J.D. Vance skated to victory in Ohio’s Senate Republican primary earlier this month. Now he faces more skeptical general election voters who are weighing his views on abortion, jobs and the economy against a popular and well-financed Democratic opponent.
Democrat Rep. Tim Ryan is inarguably the underdog on the November ballot. Pollsters view the Senate seat as less competitive for Democrats this year thanks to an electorate that has shifted decisively toward Republicans.
Former President Donald Trump, who has endorsed Mr. Vance, won the state by 8 points in 2020. In the May 3 primary, twice as many Republican voters turned out to vote than Democrats, suggesting an enthusiasm gap ahead of the November election that will benefit Mr. Vance.
Mr. Ryan and Democrats, however, are hoping to win over the state’s vast numbers of independent voters and are targeting suburban women by portraying Mr. Vance, a venture capitalist and best-selling author, as an extreme anti-abortion conservative with weak ties and scant loyalty to Ohio.
“J.D. Vance left Ohio for San Francisco to make millions and invest in companies that profit from globalization and free trade,” Mr.
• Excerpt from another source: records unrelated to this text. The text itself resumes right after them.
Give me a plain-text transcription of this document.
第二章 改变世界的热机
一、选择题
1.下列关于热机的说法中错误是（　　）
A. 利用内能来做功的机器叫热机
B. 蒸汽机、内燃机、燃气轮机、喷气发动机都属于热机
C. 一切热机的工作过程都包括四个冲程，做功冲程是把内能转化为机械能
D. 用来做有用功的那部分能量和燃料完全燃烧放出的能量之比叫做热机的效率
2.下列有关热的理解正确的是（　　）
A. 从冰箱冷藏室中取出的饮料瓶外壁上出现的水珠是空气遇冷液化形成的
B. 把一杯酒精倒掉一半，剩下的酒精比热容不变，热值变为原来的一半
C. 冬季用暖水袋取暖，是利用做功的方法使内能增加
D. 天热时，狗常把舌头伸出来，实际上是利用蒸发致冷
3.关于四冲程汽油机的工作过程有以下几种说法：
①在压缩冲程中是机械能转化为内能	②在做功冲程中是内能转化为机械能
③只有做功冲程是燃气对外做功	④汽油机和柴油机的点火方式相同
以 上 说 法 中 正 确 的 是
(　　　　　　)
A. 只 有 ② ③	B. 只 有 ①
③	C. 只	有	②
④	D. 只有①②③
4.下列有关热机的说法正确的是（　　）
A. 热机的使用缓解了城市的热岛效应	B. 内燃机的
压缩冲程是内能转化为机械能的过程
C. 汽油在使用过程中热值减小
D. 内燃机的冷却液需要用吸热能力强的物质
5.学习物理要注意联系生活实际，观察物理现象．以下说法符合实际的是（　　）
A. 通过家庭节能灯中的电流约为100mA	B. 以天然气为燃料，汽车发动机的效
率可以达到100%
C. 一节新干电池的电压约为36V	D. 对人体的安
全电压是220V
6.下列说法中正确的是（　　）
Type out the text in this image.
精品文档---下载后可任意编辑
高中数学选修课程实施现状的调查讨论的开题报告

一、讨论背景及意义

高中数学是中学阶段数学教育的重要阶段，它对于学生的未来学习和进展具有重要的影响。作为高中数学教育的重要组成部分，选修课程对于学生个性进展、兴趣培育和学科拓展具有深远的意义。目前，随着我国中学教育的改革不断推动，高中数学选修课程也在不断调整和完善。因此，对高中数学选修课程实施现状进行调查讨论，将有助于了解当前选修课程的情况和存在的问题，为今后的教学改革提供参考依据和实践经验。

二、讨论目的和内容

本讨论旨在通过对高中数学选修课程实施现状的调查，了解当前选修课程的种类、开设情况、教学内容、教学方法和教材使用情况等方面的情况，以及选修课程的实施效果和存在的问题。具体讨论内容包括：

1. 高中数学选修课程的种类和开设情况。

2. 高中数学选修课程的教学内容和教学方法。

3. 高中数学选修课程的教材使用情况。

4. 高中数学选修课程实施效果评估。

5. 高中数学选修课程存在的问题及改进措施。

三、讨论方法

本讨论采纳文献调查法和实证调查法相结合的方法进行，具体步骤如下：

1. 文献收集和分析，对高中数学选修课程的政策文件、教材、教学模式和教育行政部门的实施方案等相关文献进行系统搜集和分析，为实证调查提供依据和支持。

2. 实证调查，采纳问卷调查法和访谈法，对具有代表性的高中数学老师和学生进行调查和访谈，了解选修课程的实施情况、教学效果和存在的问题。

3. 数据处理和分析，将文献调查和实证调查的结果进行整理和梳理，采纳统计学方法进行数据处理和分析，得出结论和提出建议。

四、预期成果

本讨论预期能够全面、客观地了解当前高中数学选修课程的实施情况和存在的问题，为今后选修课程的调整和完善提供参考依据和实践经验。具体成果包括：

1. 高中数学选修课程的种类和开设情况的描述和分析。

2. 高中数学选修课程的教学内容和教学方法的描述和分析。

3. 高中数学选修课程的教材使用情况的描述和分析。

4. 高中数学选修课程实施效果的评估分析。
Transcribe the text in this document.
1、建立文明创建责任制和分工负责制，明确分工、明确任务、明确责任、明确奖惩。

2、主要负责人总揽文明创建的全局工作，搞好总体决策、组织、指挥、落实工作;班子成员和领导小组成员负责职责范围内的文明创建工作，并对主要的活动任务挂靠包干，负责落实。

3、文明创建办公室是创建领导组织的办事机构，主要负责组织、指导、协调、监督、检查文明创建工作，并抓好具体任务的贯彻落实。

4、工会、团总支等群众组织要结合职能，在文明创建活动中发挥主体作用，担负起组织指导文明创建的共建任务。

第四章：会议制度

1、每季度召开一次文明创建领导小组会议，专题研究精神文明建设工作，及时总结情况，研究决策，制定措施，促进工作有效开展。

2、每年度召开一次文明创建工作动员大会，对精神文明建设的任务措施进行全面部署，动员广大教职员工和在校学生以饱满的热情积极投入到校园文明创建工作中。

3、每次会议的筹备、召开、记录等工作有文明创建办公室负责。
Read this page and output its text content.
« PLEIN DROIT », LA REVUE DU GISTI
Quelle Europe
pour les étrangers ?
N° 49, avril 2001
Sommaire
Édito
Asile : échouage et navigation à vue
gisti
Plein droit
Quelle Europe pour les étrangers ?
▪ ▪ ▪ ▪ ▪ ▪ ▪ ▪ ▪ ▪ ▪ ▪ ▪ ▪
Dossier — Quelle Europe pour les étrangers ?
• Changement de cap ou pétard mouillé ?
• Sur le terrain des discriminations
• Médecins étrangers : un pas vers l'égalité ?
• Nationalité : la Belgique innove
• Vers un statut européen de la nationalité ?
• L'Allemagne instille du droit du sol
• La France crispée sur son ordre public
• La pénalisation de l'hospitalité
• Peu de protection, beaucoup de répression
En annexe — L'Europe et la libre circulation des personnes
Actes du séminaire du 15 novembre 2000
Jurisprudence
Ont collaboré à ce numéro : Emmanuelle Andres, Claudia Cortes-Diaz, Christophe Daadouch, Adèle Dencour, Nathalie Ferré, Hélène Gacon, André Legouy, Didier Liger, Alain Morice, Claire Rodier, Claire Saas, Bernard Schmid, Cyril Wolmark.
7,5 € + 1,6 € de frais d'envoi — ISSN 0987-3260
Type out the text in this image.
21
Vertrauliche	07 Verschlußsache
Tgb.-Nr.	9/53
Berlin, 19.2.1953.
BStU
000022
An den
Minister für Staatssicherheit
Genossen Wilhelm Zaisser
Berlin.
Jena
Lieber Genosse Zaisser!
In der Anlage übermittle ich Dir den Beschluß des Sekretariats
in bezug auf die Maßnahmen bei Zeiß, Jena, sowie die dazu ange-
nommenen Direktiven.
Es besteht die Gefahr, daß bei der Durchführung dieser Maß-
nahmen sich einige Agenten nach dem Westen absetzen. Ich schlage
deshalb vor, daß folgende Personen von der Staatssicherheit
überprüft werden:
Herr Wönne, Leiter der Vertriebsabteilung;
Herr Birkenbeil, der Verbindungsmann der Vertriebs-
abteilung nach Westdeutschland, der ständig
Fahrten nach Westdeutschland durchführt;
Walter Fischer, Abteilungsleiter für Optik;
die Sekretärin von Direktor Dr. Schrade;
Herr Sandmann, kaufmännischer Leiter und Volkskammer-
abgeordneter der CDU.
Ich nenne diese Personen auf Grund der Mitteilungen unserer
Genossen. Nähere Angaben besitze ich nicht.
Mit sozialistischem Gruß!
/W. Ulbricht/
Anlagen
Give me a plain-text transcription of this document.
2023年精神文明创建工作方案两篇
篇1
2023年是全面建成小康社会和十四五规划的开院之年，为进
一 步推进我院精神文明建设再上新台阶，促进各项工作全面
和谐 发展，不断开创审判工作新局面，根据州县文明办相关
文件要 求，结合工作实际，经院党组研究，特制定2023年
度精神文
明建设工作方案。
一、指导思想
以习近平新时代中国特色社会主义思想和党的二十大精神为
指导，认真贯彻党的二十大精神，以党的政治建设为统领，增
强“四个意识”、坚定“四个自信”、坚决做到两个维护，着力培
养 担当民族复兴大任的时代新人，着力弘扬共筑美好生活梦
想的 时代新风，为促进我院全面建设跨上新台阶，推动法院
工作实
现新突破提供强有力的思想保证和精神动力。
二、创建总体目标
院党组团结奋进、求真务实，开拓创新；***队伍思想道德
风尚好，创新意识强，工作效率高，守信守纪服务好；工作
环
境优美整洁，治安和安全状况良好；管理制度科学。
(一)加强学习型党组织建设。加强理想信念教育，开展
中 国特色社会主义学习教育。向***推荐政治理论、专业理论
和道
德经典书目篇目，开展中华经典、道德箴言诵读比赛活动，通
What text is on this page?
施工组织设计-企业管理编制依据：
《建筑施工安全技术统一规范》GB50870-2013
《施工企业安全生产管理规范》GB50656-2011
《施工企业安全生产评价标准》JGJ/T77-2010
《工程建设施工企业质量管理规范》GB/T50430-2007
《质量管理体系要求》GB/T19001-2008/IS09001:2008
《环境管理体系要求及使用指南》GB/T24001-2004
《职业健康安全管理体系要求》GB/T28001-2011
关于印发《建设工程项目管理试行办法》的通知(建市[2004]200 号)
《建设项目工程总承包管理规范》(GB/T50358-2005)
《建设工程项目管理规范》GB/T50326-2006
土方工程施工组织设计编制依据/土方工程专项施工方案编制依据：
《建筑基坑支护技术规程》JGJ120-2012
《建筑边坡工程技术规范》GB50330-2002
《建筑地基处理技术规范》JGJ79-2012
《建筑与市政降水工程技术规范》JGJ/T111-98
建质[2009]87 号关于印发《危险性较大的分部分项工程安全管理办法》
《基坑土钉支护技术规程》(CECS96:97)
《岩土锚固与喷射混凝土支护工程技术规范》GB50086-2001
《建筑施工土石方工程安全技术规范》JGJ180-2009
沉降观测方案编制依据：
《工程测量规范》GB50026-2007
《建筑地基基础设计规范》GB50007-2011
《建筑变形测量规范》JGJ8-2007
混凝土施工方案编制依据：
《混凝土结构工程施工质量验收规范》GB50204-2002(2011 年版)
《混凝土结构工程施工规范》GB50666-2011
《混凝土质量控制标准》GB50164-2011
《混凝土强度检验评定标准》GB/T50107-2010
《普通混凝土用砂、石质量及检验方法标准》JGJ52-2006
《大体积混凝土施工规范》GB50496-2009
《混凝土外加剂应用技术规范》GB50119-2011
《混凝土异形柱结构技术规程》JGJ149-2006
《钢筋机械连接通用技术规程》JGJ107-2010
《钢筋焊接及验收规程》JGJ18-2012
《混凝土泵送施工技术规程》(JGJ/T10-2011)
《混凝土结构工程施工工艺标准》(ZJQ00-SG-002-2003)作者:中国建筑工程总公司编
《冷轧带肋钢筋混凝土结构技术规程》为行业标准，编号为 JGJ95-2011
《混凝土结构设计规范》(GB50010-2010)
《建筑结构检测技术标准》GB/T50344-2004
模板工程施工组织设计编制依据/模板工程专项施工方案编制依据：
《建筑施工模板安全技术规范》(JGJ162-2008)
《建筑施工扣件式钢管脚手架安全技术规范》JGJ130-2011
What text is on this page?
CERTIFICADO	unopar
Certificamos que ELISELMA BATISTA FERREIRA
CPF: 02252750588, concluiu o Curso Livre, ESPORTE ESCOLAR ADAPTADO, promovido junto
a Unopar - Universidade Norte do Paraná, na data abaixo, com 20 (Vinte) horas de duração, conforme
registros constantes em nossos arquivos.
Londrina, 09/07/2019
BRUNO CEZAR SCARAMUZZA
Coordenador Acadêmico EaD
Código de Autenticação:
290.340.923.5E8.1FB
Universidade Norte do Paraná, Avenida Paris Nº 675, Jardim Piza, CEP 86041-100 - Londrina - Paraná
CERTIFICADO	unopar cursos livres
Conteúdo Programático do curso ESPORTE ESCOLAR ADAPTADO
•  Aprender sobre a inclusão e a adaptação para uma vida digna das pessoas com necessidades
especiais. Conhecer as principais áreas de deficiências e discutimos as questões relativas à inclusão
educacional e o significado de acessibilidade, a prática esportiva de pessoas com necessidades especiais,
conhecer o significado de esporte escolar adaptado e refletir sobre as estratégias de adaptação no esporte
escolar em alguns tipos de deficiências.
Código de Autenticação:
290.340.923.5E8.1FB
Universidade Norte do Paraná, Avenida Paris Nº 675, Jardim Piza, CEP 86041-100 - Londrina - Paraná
Ryan, 48, who has represented Ohio’s Youngstown area in Congress for nearly two decades, said in a recent campaign ad. “He became a celebrity CNN analyst and a big hit at Washington cocktail parties. Now Vance says he feels out of place in Ohio, and he wants to represent you in the Senate. What a joke.”
Mr. Vance, 37, told The Washington Times he’ll contrast himself to Mr. Ryan’s voting record, which he says is aligned with the House Democrats’ increasingly left-wing agenda. He also will remind voters of Mr. Ryan’s support for the Biden administration agenda that many blame for drastically higher prices at gas stations and grocery stores.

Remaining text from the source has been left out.